Puis, lors d’une session notée s‘être déroulée le 14 août 1957, avec Johnny Ray Hubbard (cbss) Kern Kennedy (pno) et Jack Nance (bat), ce sont My bucket’s got a hole in it/ Sweet misery, dont les matrices font l’objet d’un tripatouillage avec ajout de chœurs féminins quelque temps après, pour le Sun 285, qui sort en décembre. Mais Ricky Nelson, alors une énorme vedette, enregistre sa version édulcorée de My bucket’s got a hole in it, pour Imperial, en janvier 1958, qui grimpe au n°18. Il aurait déclaré à un journaliste s‘être inspiré de celle de Sonny. Comme le dit ce dernier avec humour : “Ricky a changé la bière en lait“.

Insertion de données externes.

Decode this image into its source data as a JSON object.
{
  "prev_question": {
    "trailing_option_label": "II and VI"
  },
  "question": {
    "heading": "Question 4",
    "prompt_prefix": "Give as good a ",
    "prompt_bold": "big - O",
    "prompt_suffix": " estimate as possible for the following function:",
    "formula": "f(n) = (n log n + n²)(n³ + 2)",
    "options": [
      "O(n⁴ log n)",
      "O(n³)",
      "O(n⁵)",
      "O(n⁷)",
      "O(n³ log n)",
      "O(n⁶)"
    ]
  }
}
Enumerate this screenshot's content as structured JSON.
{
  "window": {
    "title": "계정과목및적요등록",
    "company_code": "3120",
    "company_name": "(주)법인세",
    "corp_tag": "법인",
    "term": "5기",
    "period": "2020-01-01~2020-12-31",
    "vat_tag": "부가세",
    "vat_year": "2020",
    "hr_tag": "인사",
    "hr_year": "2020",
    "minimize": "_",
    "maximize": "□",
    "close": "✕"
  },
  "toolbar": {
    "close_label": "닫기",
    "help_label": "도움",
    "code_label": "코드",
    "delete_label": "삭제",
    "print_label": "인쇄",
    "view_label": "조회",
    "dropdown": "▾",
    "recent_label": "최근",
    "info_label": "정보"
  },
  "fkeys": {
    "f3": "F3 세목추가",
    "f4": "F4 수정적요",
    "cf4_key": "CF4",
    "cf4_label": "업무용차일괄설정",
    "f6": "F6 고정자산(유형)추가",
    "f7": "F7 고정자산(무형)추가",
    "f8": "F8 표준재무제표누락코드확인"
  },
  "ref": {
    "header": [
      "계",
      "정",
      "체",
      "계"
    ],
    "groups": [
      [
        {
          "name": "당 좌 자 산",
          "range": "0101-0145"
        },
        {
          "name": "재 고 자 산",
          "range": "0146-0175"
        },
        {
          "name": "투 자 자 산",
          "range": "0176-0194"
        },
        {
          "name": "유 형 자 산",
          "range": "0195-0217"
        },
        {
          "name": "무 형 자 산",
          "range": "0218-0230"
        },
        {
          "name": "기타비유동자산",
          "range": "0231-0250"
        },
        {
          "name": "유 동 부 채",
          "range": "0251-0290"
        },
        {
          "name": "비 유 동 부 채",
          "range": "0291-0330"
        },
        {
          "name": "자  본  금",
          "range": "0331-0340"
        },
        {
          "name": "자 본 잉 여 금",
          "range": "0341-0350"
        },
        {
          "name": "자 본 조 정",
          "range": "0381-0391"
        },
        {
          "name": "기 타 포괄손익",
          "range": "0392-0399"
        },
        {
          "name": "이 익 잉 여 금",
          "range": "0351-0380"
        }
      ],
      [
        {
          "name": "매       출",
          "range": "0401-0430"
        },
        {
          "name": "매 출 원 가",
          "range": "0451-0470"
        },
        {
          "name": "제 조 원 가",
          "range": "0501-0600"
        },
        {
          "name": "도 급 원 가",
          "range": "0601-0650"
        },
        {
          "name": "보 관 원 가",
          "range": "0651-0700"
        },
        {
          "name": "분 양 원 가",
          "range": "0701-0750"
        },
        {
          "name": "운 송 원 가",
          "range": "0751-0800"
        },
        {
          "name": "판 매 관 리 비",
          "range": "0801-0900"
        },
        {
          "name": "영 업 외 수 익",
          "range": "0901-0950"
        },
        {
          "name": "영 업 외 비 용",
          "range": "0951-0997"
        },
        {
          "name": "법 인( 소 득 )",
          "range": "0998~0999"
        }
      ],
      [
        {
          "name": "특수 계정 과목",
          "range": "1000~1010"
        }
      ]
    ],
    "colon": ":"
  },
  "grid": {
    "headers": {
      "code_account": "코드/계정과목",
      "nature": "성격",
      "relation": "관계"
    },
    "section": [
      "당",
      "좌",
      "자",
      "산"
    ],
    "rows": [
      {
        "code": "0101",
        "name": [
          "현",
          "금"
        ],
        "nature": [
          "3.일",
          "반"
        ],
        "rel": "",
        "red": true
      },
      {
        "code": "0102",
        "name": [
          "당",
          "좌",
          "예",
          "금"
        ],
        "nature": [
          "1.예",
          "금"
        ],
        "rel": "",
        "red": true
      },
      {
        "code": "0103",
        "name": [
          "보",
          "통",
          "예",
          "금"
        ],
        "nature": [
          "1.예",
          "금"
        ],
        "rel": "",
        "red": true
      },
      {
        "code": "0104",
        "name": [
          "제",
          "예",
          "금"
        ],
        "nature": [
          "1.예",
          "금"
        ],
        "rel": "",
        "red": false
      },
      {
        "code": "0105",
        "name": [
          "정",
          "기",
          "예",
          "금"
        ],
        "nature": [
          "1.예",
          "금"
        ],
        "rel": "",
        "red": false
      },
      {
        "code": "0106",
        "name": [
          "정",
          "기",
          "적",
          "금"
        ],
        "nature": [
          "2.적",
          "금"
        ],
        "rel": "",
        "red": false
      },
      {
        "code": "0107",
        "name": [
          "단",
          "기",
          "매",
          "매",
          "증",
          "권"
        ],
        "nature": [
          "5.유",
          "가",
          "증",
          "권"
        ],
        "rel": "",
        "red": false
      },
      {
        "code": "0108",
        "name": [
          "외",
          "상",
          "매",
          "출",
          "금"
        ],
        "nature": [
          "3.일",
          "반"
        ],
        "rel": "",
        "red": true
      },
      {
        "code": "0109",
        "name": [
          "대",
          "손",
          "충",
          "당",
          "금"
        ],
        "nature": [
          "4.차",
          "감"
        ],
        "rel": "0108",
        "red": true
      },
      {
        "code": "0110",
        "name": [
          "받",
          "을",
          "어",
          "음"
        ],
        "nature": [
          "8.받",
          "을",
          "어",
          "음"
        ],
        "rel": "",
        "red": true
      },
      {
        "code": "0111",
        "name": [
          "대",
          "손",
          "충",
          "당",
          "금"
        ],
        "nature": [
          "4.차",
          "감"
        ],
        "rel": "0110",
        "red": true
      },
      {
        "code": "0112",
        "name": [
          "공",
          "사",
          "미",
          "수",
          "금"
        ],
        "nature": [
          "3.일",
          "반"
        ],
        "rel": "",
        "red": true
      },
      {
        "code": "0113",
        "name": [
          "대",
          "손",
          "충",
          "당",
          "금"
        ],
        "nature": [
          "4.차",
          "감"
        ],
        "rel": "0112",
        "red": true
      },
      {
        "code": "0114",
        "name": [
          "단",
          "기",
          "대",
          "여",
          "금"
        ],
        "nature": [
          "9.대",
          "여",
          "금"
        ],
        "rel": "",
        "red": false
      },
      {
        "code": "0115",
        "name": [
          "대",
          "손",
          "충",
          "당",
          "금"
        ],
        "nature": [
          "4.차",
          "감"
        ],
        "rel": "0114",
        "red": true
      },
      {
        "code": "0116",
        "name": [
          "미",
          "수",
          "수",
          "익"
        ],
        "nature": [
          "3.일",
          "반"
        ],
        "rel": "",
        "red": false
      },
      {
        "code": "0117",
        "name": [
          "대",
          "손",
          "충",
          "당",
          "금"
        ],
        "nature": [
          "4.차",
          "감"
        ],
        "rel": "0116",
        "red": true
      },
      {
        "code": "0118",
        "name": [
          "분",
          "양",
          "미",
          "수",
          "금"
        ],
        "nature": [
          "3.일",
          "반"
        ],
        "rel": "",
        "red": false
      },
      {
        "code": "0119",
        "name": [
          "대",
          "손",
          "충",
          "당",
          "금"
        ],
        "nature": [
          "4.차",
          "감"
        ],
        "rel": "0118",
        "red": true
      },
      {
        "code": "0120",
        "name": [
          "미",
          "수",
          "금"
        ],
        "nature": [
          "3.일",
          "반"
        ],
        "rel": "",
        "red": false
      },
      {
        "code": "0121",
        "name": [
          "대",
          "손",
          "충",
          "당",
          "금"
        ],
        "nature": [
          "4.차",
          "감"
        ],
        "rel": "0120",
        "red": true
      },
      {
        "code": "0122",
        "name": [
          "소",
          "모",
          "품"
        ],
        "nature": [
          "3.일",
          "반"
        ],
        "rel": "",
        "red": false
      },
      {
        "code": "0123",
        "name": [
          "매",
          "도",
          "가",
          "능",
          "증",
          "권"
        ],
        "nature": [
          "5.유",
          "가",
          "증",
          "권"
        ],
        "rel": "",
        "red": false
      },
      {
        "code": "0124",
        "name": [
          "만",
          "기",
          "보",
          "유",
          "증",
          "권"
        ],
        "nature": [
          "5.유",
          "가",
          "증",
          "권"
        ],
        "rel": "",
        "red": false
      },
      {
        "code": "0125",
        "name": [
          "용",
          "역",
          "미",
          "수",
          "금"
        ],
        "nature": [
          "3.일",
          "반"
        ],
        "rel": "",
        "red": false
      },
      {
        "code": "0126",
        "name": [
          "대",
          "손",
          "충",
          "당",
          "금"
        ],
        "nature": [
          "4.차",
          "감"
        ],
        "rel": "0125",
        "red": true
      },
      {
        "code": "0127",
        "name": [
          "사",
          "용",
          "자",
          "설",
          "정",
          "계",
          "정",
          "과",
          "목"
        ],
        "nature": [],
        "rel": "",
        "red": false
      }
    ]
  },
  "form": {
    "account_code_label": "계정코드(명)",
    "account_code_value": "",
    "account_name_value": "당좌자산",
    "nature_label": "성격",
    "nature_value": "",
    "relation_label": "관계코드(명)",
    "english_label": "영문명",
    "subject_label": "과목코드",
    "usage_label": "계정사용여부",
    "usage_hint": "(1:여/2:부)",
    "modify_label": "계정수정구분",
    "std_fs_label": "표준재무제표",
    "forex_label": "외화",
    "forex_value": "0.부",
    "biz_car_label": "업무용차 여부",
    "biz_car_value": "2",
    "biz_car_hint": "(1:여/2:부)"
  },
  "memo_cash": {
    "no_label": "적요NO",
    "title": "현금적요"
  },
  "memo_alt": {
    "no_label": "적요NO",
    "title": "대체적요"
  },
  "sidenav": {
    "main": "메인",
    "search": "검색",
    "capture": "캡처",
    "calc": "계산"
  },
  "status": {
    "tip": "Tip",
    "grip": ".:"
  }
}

Le 22 juillet 1958, le personnel a changé : JC Caughron (gtr) Jack Clement (bss) JM Van Eaton (bat) Billy Lee Riley (harmonica, ajouté après et non lors de la session, d’après Sonny) et Charlie Rich (selon Sonny) ou Jimmy Wilson (selon Riley) au piano. Sont gravés 2 instrumentaux, un lent (Itchy) un rapide (Thunderbird, du nom d’une marque locale de vin) sur le Sun 304.
C’est sans doute en 1959, après deux années passées essentiellement sur les routes, que sont enregistrés le formidable Sadie’s back in town, avec J C Caughron (gtr) Frankie Siddeth (élec-bss) Raymond Thompson (bat voix de Woody Woodpecker, le rire étant assuré par Sonny lui-même) et un pianiste canadien inconnu, dont l’idée lui a été suggérée par son beau-frère Harry Adams, et A kiss goodnite, pour le Phillips International 3551 (sorti seulement en janvier 1960), qui engendrera son seul simple européen de la période, le London HLS 9064, édité en février. A noter que A kiss goodnite fera aussi l’objet d’un 45t promotionnel une face, de couleur orange (London MSY 4189). C’est la première fois, hormis les deux instrumentaux, que Sonny enregistre sans les Pacers.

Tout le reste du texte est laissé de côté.